Из труб крематория валил черный дым. Ветром его прижимало к земле, ленивые клубы почти задевали крыши бараков. Запах у дыма был жирный, сладковатый и вызывал тошноту. Даже за свои десять лагерных лет пятьсот девятый так и не сумел к этому запаху притерпеться. Сегодня в этом дыму проплыли и останки двух ветеранов – часовщика Яна Сибельского и университетского профессора Йоэля Бухсбаума. Оба умерли в двадцать втором бараке и в полдень были доставлены в крематорий – Бухсбаум, впрочем, не совсем в полном комплекте: недоставало трех пальцев, семнадцати зубов, ногтей на пальцах ног и части полового члена. Недостача образовалась в процессе перевоспитания Бухсбаума из отщепенца и выродка в пригодный общественный элемент. Причем история с половым членом долго была предметом особого веселья на вечеринках и культурных мероприятиях в клубе СС. Это была идея шарфюрера Гюнтера Штайнбреннера, который совсем недавно был откомандирован в лагерь. Как все замечательные идеи, она была проста: впрыскивается концентрированный раствор соляной кислоты, и все дела. Придумкой этой Штайнбреннер сразу же завоевал авторитет среди товарищей.

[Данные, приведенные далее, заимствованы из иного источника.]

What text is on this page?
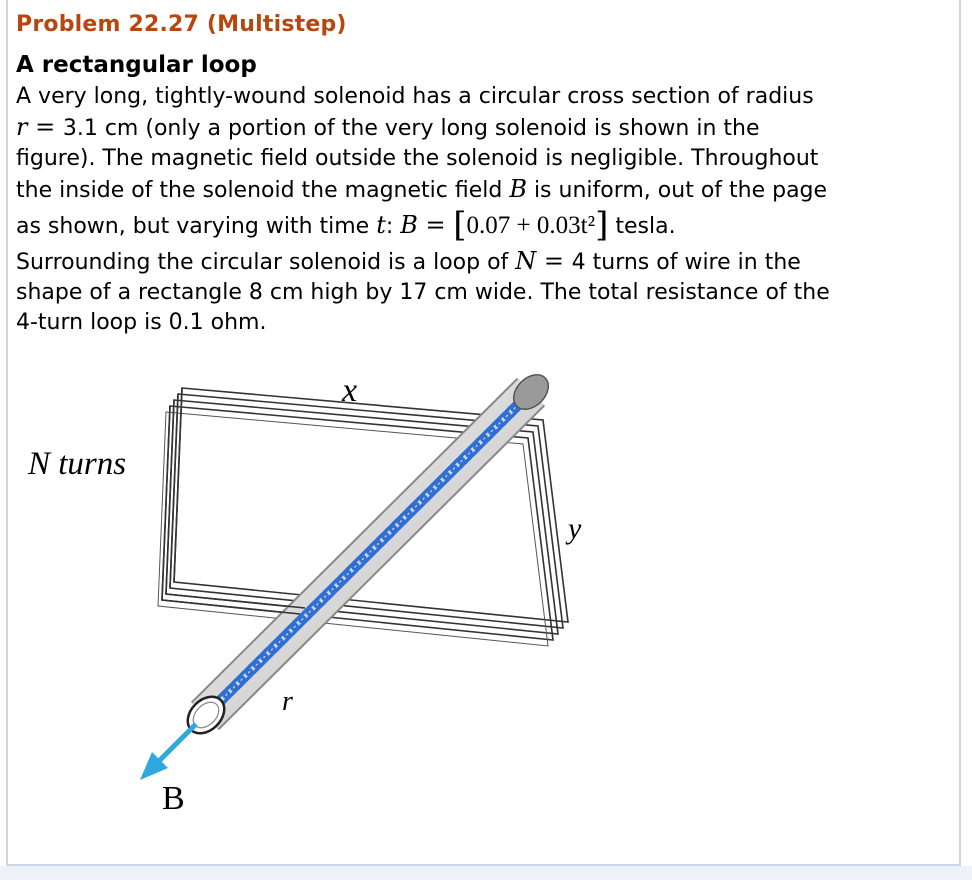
Problem 22.27 (Multistep)
A rectangular loop
A very long, tightly-wound solenoid has a circular cross section of radius
r = 3.1 cm (only a portion of the very long solenoid is shown in the
figure). The magnetic field outside the solenoid is negligible. Throughout
the inside of the solenoid the magnetic field B is uniform, out of the page
as shown, but varying with time t: B = [0.07 + 0.03t²] tesla.
Surrounding the circular solenoid is a loop of N = 4 turns of wire in the
shape of a rectangle 8 cm high by 17 cm wide. The total resistance of the
4-turn loop is 0.1 ohm.
x
y
N turns
r
B
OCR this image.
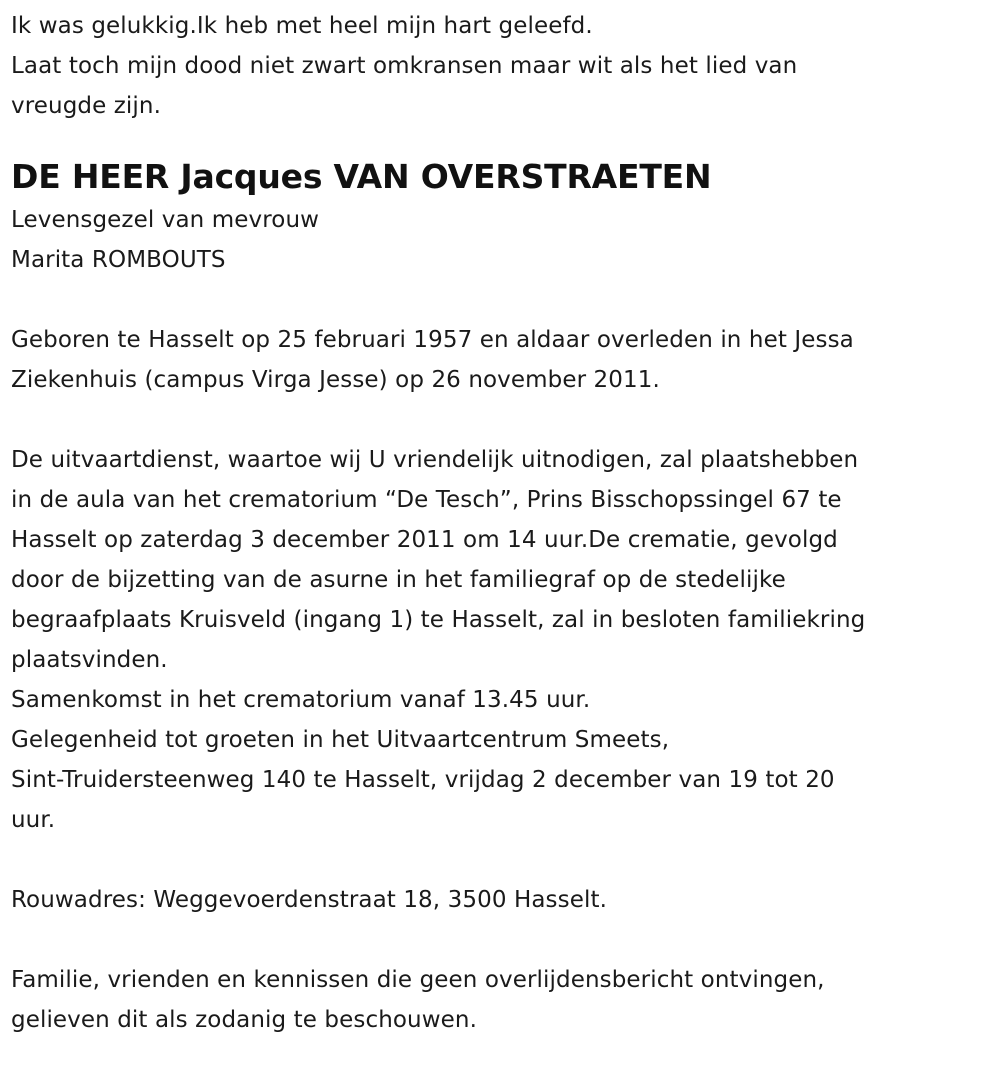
Ik was gelukkig.Ik heb met heel mijn hart geleefd.
Laat toch mijn dood niet zwart omkransen maar wit als het lied van
vreugde zijn.

DE HEER Jacques VAN OVERSTRAETEN

Levensgezel van mevrouw
Marita ROMBOUTS

Geboren te Hasselt op 25 februari 1957 en aldaar overleden in het Jessa
Ziekenhuis (campus Virga Jesse) op 26 november 2011.

De uitvaartdienst, waartoe wij U vriendelijk uitnodigen, zal plaatshebben
in de aula van het crematorium “De Tesch”, Prins Bisschopssingel 67 te
Hasselt op zaterdag 3 december 2011 om 14 uur.De crematie, gevolgd
door de bijzetting van de asurne in het familiegraf op de stedelijke
begraafplaats Kruisveld (ingang 1) te Hasselt, zal in besloten familiekring
plaatsvinden.
Samenkomst in het crematorium vanaf 13.45 uur.
Gelegenheid tot groeten in het Uitvaartcentrum Smeets,
Sint-Truidersteenweg 140 te Hasselt, vrijdag 2 december van 19 tot 20
uur.

Rouwadres: Weggevoerdenstraat 18, 3500 Hasselt.

Familie, vrienden en kennissen die geen overlijdensbericht ontvingen,
gelieven dit als zodanig te beschouwen.
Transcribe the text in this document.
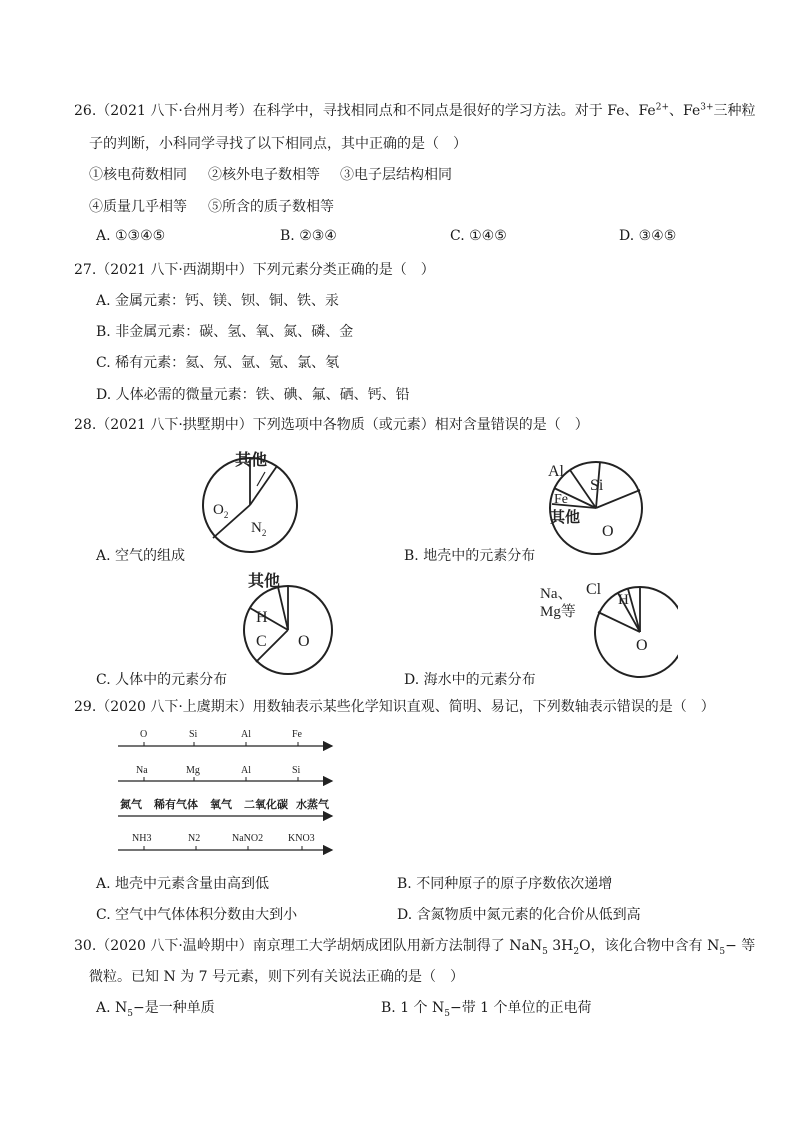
26.（2021 八下·台州月考）在科学中，寻找相同点和不同点是很好的学习方法。对于 Fe、$Fe^{2+}$、$Fe^{3+}$三种粒
子的判断，小科同学寻找了以下相同点，其中正确的是（　）
①核电荷数相同 ②核外电子数相等 ③电子层结构相同
④质量几乎相等 ⑤所含的质子数相等
A. ①③④⑤	B. ②③④	C. ①④⑤	D. ③④⑤
27.（2021 八下·西湖期中）下列元素分类正确的是（　）
A. 金属元素：钙、镁、钡、铜、铁、汞
B. 非金属元素：碳、氢、氧、氮、磷、金
C. 稀有元素：氦、氖、氩、氪、氯、氡
D. 人体必需的微量元素：铁、碘、氟、硒、钙、铅
28.（2021 八下·拱墅期中）下列选项中各物质（或元素）相对含量错误的是（　）
其他
$O_2$
$N_2$
A. 空气的组成
Al
Si
Fe
其他
O
B. 地壳中的元素分布
其他
H
C O
C. 人体中的元素分布
Na、
Mg等
Cl
H
O
D. 海水中的元素分布
29.（2020 八下·上虞期末）用数轴表示某些化学知识直观、简明、易记，下列数轴表示错误的是（　）
O	Si	Al	Fe
Na	Mg	Al	Si
氮气 稀有气体 氧气 二氧化碳 水蒸气
NH3	N2	NaNO2 KNO3
A. 地壳中元素含量由高到低	B. 不同种原子的原子序数依次递增
C. 空气中气体体积分数由大到小	D. 含氮物质中氮元素的化合价从低到高
30.（2020 八下·温岭期中）南京理工大学胡炳成团队用新方法制得了 NaN$_5$ $3H_2O$，该化合物中含有 $N_5-$ 等
微粒。已知 N 为 7 号元素，则下列有关说法正确的是（　）
A. $N_5-$是一种单质	B. 1 个 $N_5-$带 1 个单位的正电荷
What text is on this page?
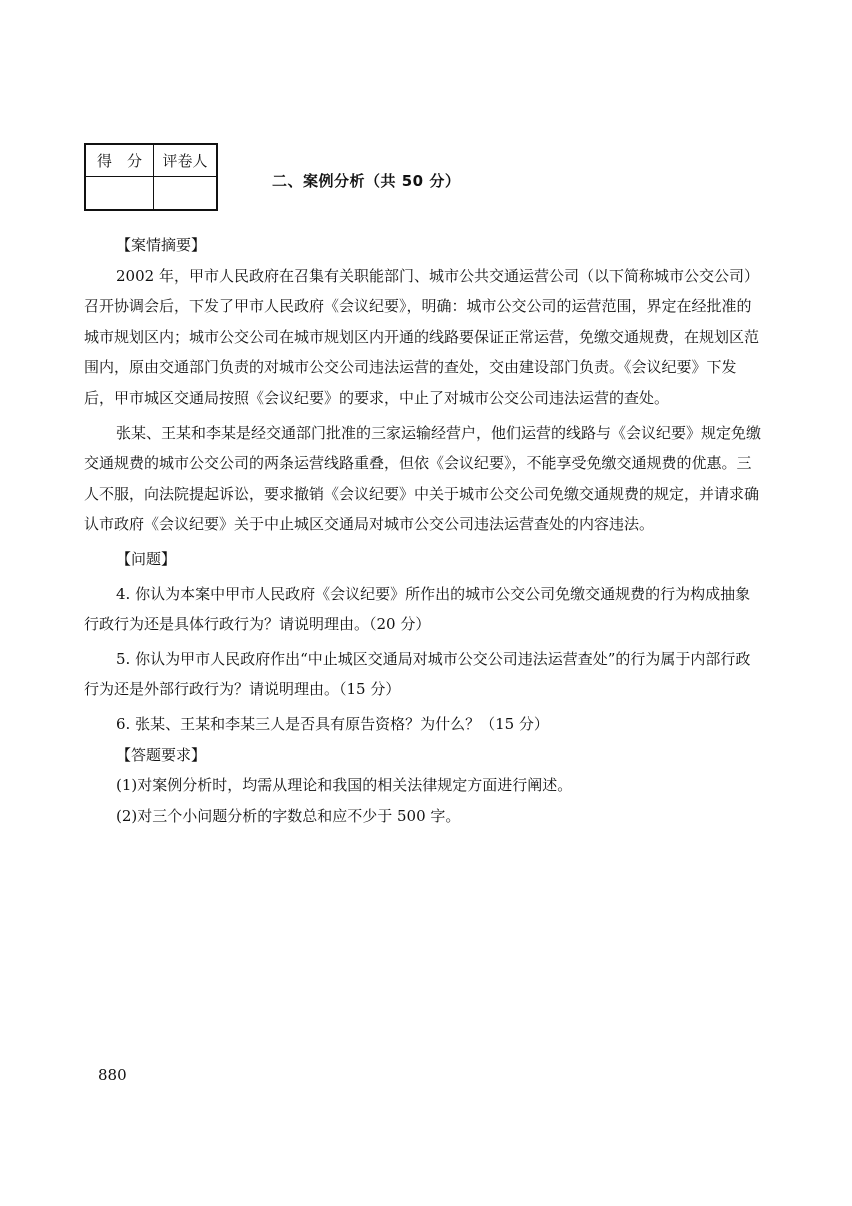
得　分	评卷人
二、案例分析（共 50 分）

【案情摘要】

2002 年，甲市人民政府在召集有关职能部门、城市公共交通运营公司（以下简称城市公交公司）召开协调会后，下发了甲市人民政府《会议纪要》，明确：城市公交公司的运营范围，界定在经批准的城市规划区内；城市公交公司在城市规划区内开通的线路要保证正常运营，免缴交通规费，在规划区范围内，原由交通部门负责的对城市公交公司违法运营的查处，交由建设部门负责。《会议纪要》下发后，甲市城区交通局按照《会议纪要》的要求，中止了对城市公交公司违法运营的查处。

张某、王某和李某是经交通部门批准的三家运输经营户，他们运营的线路与《会议纪要》规定免缴交通规费的城市公交公司的两条运营线路重叠，但依《会议纪要》，不能享受免缴交通规费的优惠。三人不服，向法院提起诉讼，要求撤销《会议纪要》中关于城市公交公司免缴交通规费的规定，并请求确认市政府《会议纪要》关于中止城区交通局对城市公交公司违法运营查处的内容违法。

【问题】

4. 你认为本案中甲市人民政府《会议纪要》所作出的城市公交公司免缴交通规费的行为构成抽象行政行为还是具体行政行为？请说明理由。（20 分）

5. 你认为甲市人民政府作出“中止城区交通局对城市公交公司违法运营查处”的行为属于内部行政行为还是外部行政行为？请说明理由。（15 分）

6. 张某、王某和李某三人是否具有原告资格？为什么？（15 分）

【答题要求】

(1)对案例分析时，均需从理论和我国的相关法律规定方面进行阐述。

(2)对三个小问题分析的字数总和应不少于 500 字。

880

Был погожий мартовский денек, и солнце уже слегка пригревало, но пятьсот девятый все равно мерз, хотя поверх своих одежек надел шмотки еще троих товарищей – пиджак Йозефа Бухера, пальто старьевщика Лебенталя и драный свитер Йоэля Бухсбаума, который барак чудом успел спасти прежде, чем труп отправили в крематорий. Но когда росту в тебе метр семьдесят восемь, а весу меньше тридцати пяти кило, тебя не угреют даже самые пушистые меха.
Пятьсот девятый имел право полчаса понежиться на солнышке. Потом надо было вернуться в барак, отдать одолженные одежки и свою робу в придачу следующему заключенному, и так далее. Распорядок этот ветераны завели с тех пор, как кончились холода. Некоторые, правда, уже не хотели выползать на улицу. Слишком они были истощены и после всех мучений зимы желали лишь одного – чтобы им дали спокойно умереть в бараке; но Бергер, их староста, настоял на том, чтобы всякий, кто еще способен хотя бы ползать, какое-то время проводил на свежем воздухе. Сейчас была очередь Вестхофа, за ним шел Бухер. Лебенталь отказался, у него было дело посущественней.
Пятьсот девятый снова оглянулся. Лагерь расположен на возвышенности, сквозь колючую проволоку весь город виден как на ладони. Город распластался в долине, много ниже лагеря – над толкотней его крыш гордо вздымаются башни церковных колоколен. Город старый, даже древний, с множеством церквей, крепостными валами, липовыми аллеями и петляющими переулками. На севере раскинулись новые кварталы, там улицы пошире, вокзал, доходные дома, фабрики, а еще медеплавильные и сталеплавильные заводы, где, кстати, тоже работают бригады из их лагеря. Широкой ленивой дугой через город протянулась река, и в ее сонных водах отражаются облака и мосты.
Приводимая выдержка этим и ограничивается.